Il metropolita Epifanio di Kiev ha voluto rendere omaggio al suo predecessore con parole di profonda stima: “La figura e le numerose opere di bene del defunto Patriarca Filaret occupano giustamente un posto speciale nella storia moderna sia della Chiesa ortodossa ucraina locale che dell’Ucraina nel suo complesso”.
Anche le istituzioni italiane hanno espresso vicinanza al popolo ucraino per la perdita della loro guida spirituale. Il vicepremier e ministro degli Esteri Antonio Tajani ha affidato a X il suo messaggio di cordoglio: “Esprimo il mio più sentito cordoglio per la scomparsa del Patriarca Filaret, guida spirituale della Chiesa ortodossa ucraina e punto di riferimento per milioni di fedeli in uno dei momenti più complessi della storia di Kiev. Il suo impegno pastorale ha accompagnato e sostenuto una comunità profondamente segnata dagli eventi degli ultimi anni, offrendo speranza, identità e forza. La sua eredità morale resterà viva nella storia del Paese che tanto amava e continuerà a ispirare le future generazioni. Un pensiero di vicinanza alla comunità religiosa ucraina e a tutti coloro che oggi ne piangono la perdita”.
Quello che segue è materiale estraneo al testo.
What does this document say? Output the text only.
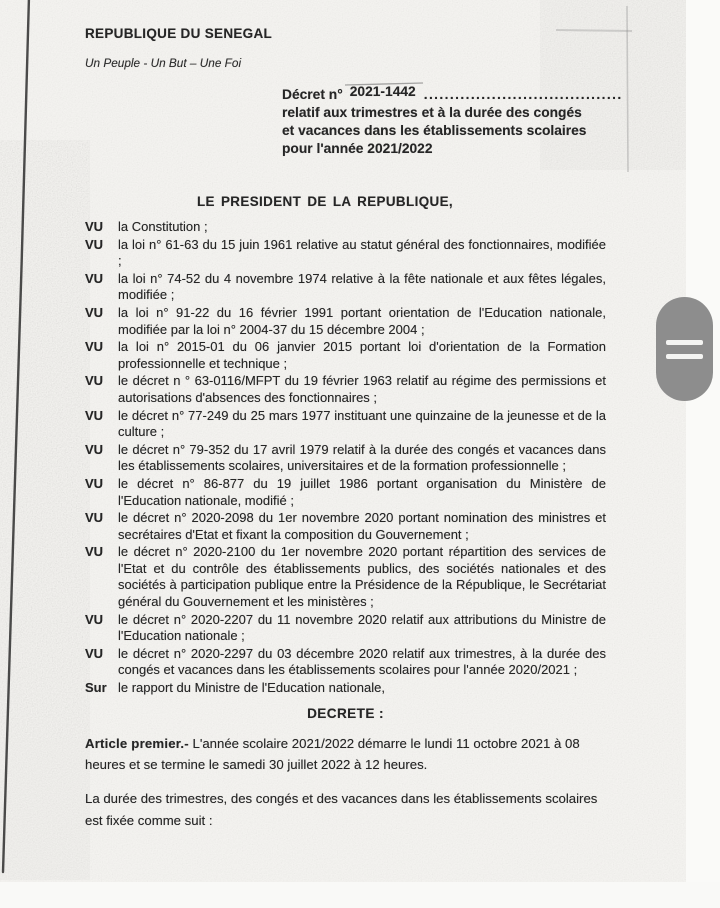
REPUBLIQUE DU SENEGAL
Un Peuple - Un But – Une Foi
Décret n° 2021-1442 ......................................
relatif aux trimestres et à la durée des congés
et vacances dans les établissements scolaires
pour l'année 2021/2022
LE PRESIDENT DE LA REPUBLIQUE,
VU	la Constitution ;
VU	la loi n° 61-63 du 15 juin 1961 relative au statut général des fonctionnaires, modifiée ;
VU	la loi n° 74-52 du 4 novembre 1974 relative à la fête nationale et aux fêtes légales, modifiée ;
VU	la loi n° 91-22 du 16 février 1991 portant orientation de l'Education nationale, modifiée par la loi n° 2004-37 du 15 décembre 2004 ;
VU	la loi n° 2015-01 du 06 janvier 2015 portant loi d'orientation de la Formation professionnelle et technique ;
VU	le décret n ° 63-0116/MFPT du 19 février 1963 relatif au régime des permissions et autorisations d'absences des fonctionnaires ;
VU	le décret n° 77-249 du 25 mars 1977 instituant une quinzaine de la jeunesse et de la culture ;
VU	le décret n° 79-352 du 17 avril 1979 relatif à la durée des congés et vacances dans les établissements scolaires, universitaires et de la formation professionnelle ;
VU	le décret n° 86-877 du 19 juillet 1986 portant organisation du Ministère de l'Education nationale, modifié ;
VU	le décret n° 2020-2098 du 1er novembre 2020 portant nomination des ministres et secrétaires d'Etat et fixant la composition du Gouvernement ;
VU	le décret n° 2020-2100 du 1er novembre 2020 portant répartition des services de l'Etat et du contrôle des établissements publics, des sociétés nationales et des sociétés à participation publique entre la Présidence de la République, le Secrétariat général du Gouvernement et les ministères ;
VU	le décret n° 2020-2207 du 11 novembre 2020 relatif aux attributions du Ministre de l'Education nationale ;
VU	le décret n° 2020-2297 du 03 décembre 2020 relatif aux trimestres, à la durée des congés et vacances dans les établissements scolaires pour l'année 2020/2021 ;
Sur le rapport du Ministre de l'Education nationale,
DECRETE :

Article premier.- L'année scolaire 2021/2022 démarre le lundi 11 octobre 2021 à 08 heures et se termine le samedi 30 juillet 2022 à 12 heures.

La durée des trimestres, des congés et des vacances dans les établissements scolaires est fixée comme suit :
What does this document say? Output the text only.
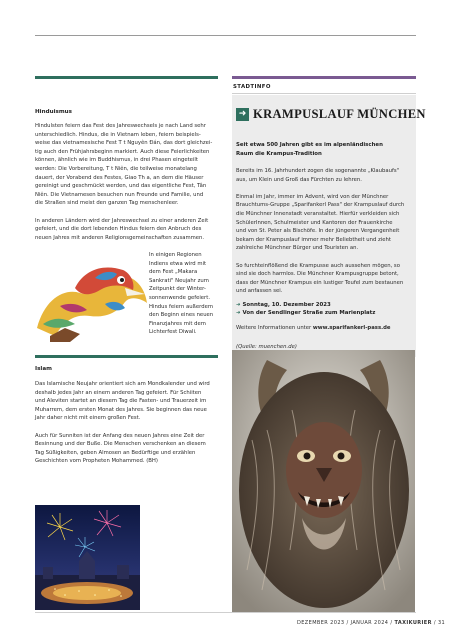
STADTINFO
Hinduismus

Hindulsten feiern das Fest des Jahreswechsels je nach Land sehr

unterschiedlich. Hindus, die in Vietnam leben, feiern beispiels-

weise das vietnamesische Fest T t Nguyên Đán, das dort gleichzei-

tig auch den Frühjahrsbeginn markiert. Auch diese Feierlichkeiten

können, ähnlich wie im Buddhismus, in drei Phasen eingeteilt

werden: Die Vorbereitung, T t Niên, die teilweise monatelang

dauert, der Vorabend des Festes, Giao Th a, an dem die Häuser

gereinigt und geschmückt werden, und das eigentliche Fest, Tân

Niên. Die Vietnamesen besuchen nun Freunde und Familie, und

die Straßen sind meist den ganzen Tag menschenleer.

In anderen Ländern wird der Jahreswechsel zu einer anderen Zeit

gefeiert, und die dort lebenden Hindus feiern den Anbruch des

neuen Jahres mit anderen Religionsgemeinschaften zusammen.

In einigen Regionen

Indiens etwa wird mit

dem Fest „Makara

Sankrati" Neujahr zum

Zeitpunkt der Winter-

sonnenwende gefeiert.

Hindus feiern außerdem

den Beginn eines neuen

Finanzjahres mit dem

Lichterfest Diwali.

Islam

Das Islamische Neujahr orientiert sich am Mondkalender und wird

deshalb jedes Jahr an einem anderen Tag gefeiert. Für Schiiten

und Aleviten startet an diesem Tag die Fasten- und Trauerzeit im

Muharrem, dem ersten Monat des Jahres. Sie beginnen das neue

Jahr daher nicht mit einem großen Fest.

Auch für Sunniten ist der Anfang des neuen Jahres eine Zeit der

Besinnung und der Buße. Die Menschen verschenken an diesem

Tag Süßigkeiten, geben Almosen an Bedürftige und erzählen

Geschichten vom Propheten Mohammed. (BH)

➜ KRAMPUSLAUF MÜNCHEN

Seit etwa 500 Jahren gibt es im alpenländischen

Raum die Krampus-Tradition

Bereits im 16. Jahrhundert zogen die sogenannte „Klaubaufs"

aus, um Klein und Groß das Fürchten zu lehren.

Einmal im Jahr, immer im Advent, wird von der Münchner

Brauchtums-Gruppe „Sparifankerl Pass" der Krampuslauf durch

die Münchner Innenstadt veranstaltet. Hierfür verkleiden sich

SchülerInnen, Schulmeister und Kantoren der Frauenkirche

und von St. Peter als Bischöfe. In der jüngeren Vergangenheit

bekam der Krampuslauf immer mehr Beliebtheit und zieht

zahlreiche Münchner Bürger und Touristen an.

So furchteinflößend die Krampusse auch aussehen mögen, so

sind sie doch harmlos. Die Münchner Krampusgruppe betont,

dass der Münchner Krampus ein lustiger Teufel zum bestaunen

und anfassen sei.

➜ Sonntag, 10. Dezember 2023
➜ Von der Sendlinger Straße zum Marienplatz
Weitere Informationen unter www.sparifankerl-pass.de
(Quelle: muenchen.de)
DEZEMBER 2023 / JANUAR 2024 / TAXIKURIER / 31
Filaret ha attraversato le fasi più turbolente della storia ucraina, dalla fine dell'Unione Sovietica fino alle sfide del conflitto attuale. La sua determinazione nel recidere i legami con il Patriarcato di Mosca lo ha reso un simbolo di resistenza culturale e identitaria per milioni di ucraini, trasformando la questione religiosa in un pilastro fondamentale della sovranità nazionale di Kiev.